Chapter 5 specifically considers the interactions between multinational corporations (MNCs) and cities within the sphere of climate governance. Sofie Bouteligier claims that MNCs diffuse particular environmental solutions in cities and also gain environmental authority through their expertise. As such she asserts that MNCs – often through the generation of best practices – “have the potential to mold our global urban future” (page 84). Thus Bouteligier emphasizes the need to include innovative MNCs, with their diverse and extensive experience, in the task of climate proofing and achieving a more sustainable urban future.

Part III brings our focus down to the domestic level, comparing how national policy institutions interact to influence urban governance processes and outcomes. In Chapter 6 Joana Setzer, Laura Valente de Macedo and Fernando Rei analyse “the interactions between transnational and local initiatives in the adoption and implementation of climate policies and legislation” (page 101). They base their analysis on the city of São Paulo and its actions to both inventory and reduce greenhouse gas emissions and implement some adaptation measures. By reviewing the historical process of São Paolo’s local climate policies and evaluating its implementation challenges, the authors assert that whilst transnational activity was key to introducing climate change at the municipal level, it lost its significance during implementation of policy.

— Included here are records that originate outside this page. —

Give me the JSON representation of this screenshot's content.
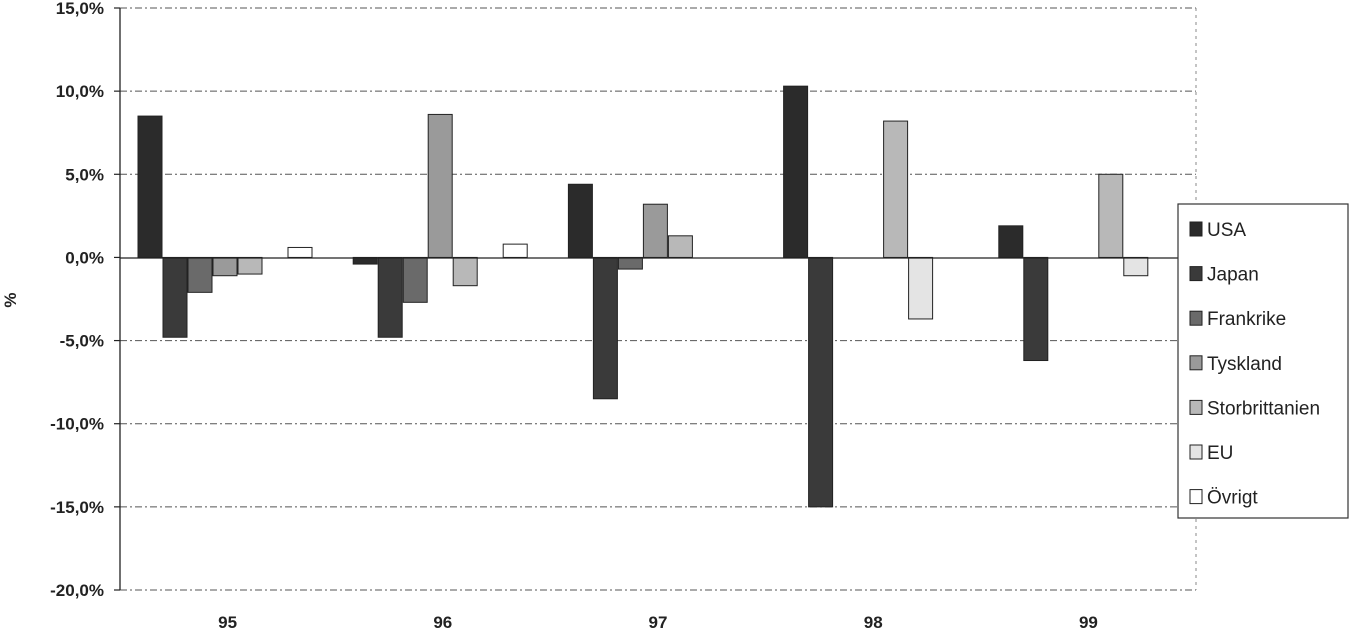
{
  "chart_data": {
    "type": "bar",
    "title": "",
    "xlabel": "",
    "ylabel": "%",
    "ylim": [
      -20,
      15
    ],
    "yticks": [
      15,
      10,
      5,
      0,
      -5,
      -10,
      -15,
      -20
    ],
    "ytick_labels": [
      "15,0%",
      "10,0%",
      "5,0%",
      "0,0%",
      "-5,0%",
      "-10,0%",
      "-15,0%",
      "-20,0%"
    ],
    "grid": true,
    "legend_position": "right",
    "categories": [
      "95",
      "96",
      "97",
      "98",
      "99"
    ],
    "series": [
      {
        "name": "USA",
        "color": "#2b2b2b",
        "values": [
          8.5,
          -0.4,
          4.4,
          10.3,
          1.9
        ]
      },
      {
        "name": "Japan",
        "color": "#3a3a3a",
        "values": [
          -4.8,
          -4.8,
          -8.5,
          -15.0,
          -6.2
        ]
      },
      {
        "name": "Frankrike",
        "color": "#6a6a6a",
        "values": [
          -2.1,
          -2.7,
          -0.7,
          0,
          0
        ]
      },
      {
        "name": "Tyskland",
        "color": "#9a9a9a",
        "values": [
          -1.1,
          8.6,
          3.2,
          0,
          0
        ]
      },
      {
        "name": "Storbrittanien",
        "color": "#b8b8b8",
        "values": [
          -1.0,
          -1.7,
          1.3,
          8.2,
          5.0
        ]
      },
      {
        "name": "EU",
        "color": "#e4e4e4",
        "values": [
          0,
          0,
          0,
          -3.7,
          -1.1
        ]
      },
      {
        "name": "Övrigt",
        "color": "#ffffff",
        "values": [
          0.6,
          0.8,
          0,
          0,
          0
        ]
      }
    ]
  }
}
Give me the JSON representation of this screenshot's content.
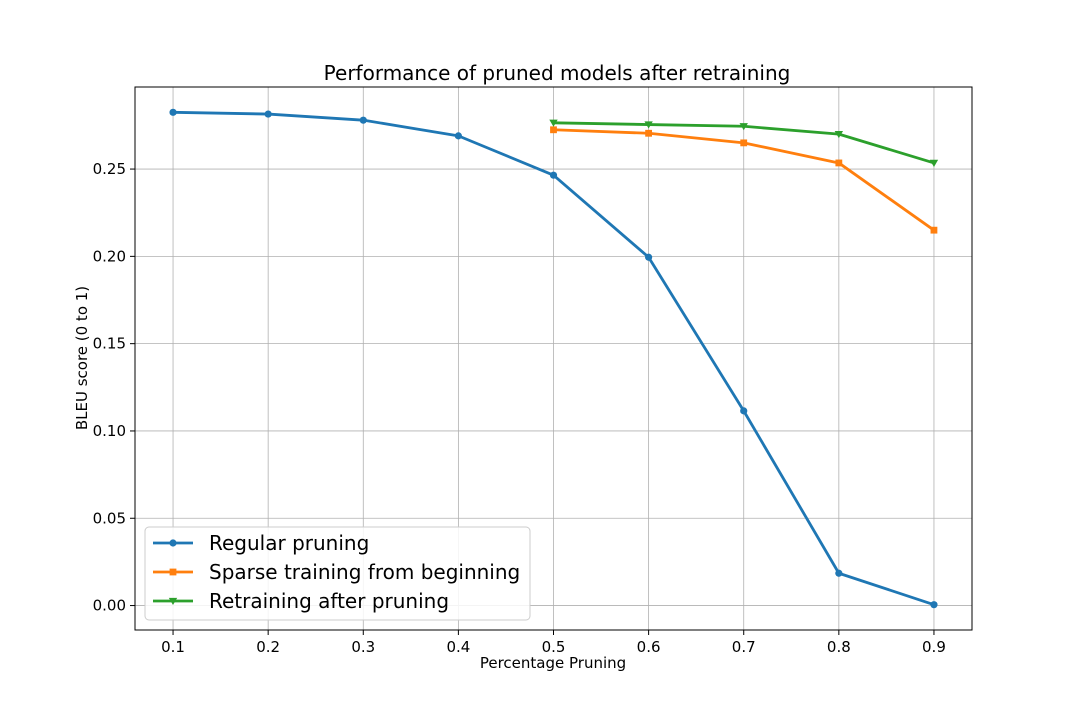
{
  "chart_data": {
    "type": "line",
    "title": "Performance of pruned models after retraining",
    "xlabel": "Percentage Pruning",
    "ylabel": "BLEU score (0 to 1)",
    "xlim": [
      0.06,
      0.94
    ],
    "ylim": [
      -0.014,
      0.297
    ],
    "xticks": [
      "0.1",
      "0.2",
      "0.3",
      "0.4",
      "0.5",
      "0.6",
      "0.7",
      "0.8",
      "0.9"
    ],
    "yticks": [
      "0.00",
      "0.05",
      "0.10",
      "0.15",
      "0.20",
      "0.25"
    ],
    "grid": true,
    "legend_position": "lower-left",
    "series": [
      {
        "name": "Regular pruning",
        "color": "#1f77b4",
        "marker": "circle",
        "x": [
          0.1,
          0.2,
          0.3,
          0.4,
          0.5,
          0.6,
          0.7,
          0.8,
          0.9
        ],
        "y": [
          0.2825,
          0.2815,
          0.278,
          0.269,
          0.2465,
          0.1995,
          0.1115,
          0.0185,
          0.0005
        ]
      },
      {
        "name": "Sparse training from beginning",
        "color": "#ff7f0e",
        "marker": "square",
        "x": [
          0.5,
          0.6,
          0.7,
          0.8,
          0.9
        ],
        "y": [
          0.2725,
          0.2705,
          0.265,
          0.2535,
          0.215
        ]
      },
      {
        "name": "Retraining after pruning",
        "color": "#2ca02c",
        "marker": "triangle-down",
        "x": [
          0.5,
          0.6,
          0.7,
          0.8,
          0.9
        ],
        "y": [
          0.2765,
          0.2755,
          0.2745,
          0.27,
          0.2535
        ]
      }
    ]
  }
}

In Chapter 7, Sarah Burch and colleagues draw upon case study data in four cities in British Columbia (BC), Canada to explore how national and provincial policy changes impact upon urban climate governance in BC. At the centre of their analysis is the Climate Action Charter – an enabling law that encourages cities to incorporate mitigation and adaptation into local development initiatives. In conclusion they assert that inserting climate change into a broader sustainability framework opens up a way for climate change goals to resonate with local political priorities (page 134).

Chapter 8 turns to India, whereby Emily Boyd, Aditya Ghosh and Maxwell Boykoff evaluate how the global climate adaptation regime plays out in everyday urban spaces within the context of reoccurring flood events in Mumbai. They contend that the challenges of adaptation to climate change are exacerbated by unequal geographies. Therefore it is necessary to have further analyses of how forecasts of extreme events influence planning and access to “adaptation funds”, especially at the city level.

Returning to North America in Chapter 9, Alexander Aylett draws upon the case study of the city of Portland, Oregon to explore “the internal dynamics of mainstreaming engagement with climate change across [urban] institutional silos” (page 156). Through illustrating the city’s journey to becoming a leader in urban climate change responses, he considers the impact upon how we conceive of urban climate governance.  

Part IV gives a regional and comparative perspective of climate policies in cities. In Chapter 10 Patricia Romero-Lankao and colleagues attend to the relationship between multilevel governance and urban institutional capacity for mitigation and adaptation policies. Building upon case study analysis of three Latin American cities – Buenos Aires, Mexico City and Santiago – they explore key factors that shape such policies in these cities and identify how institutional capacity needs to be improved.

Christopher Gore then examines and contrasts two cities in East Africa (Kampala and Dar es Salaam) in Chapter 11. Here, within the context of urban challenges and climate change, he discusses how the structure of government and nature of governance have a strong influence upon institutionalizing and sustaining climate adaptation.

Part V concludes the book with a chapter from the editors to highlight its central themes and to identify questions to direct future empirical research.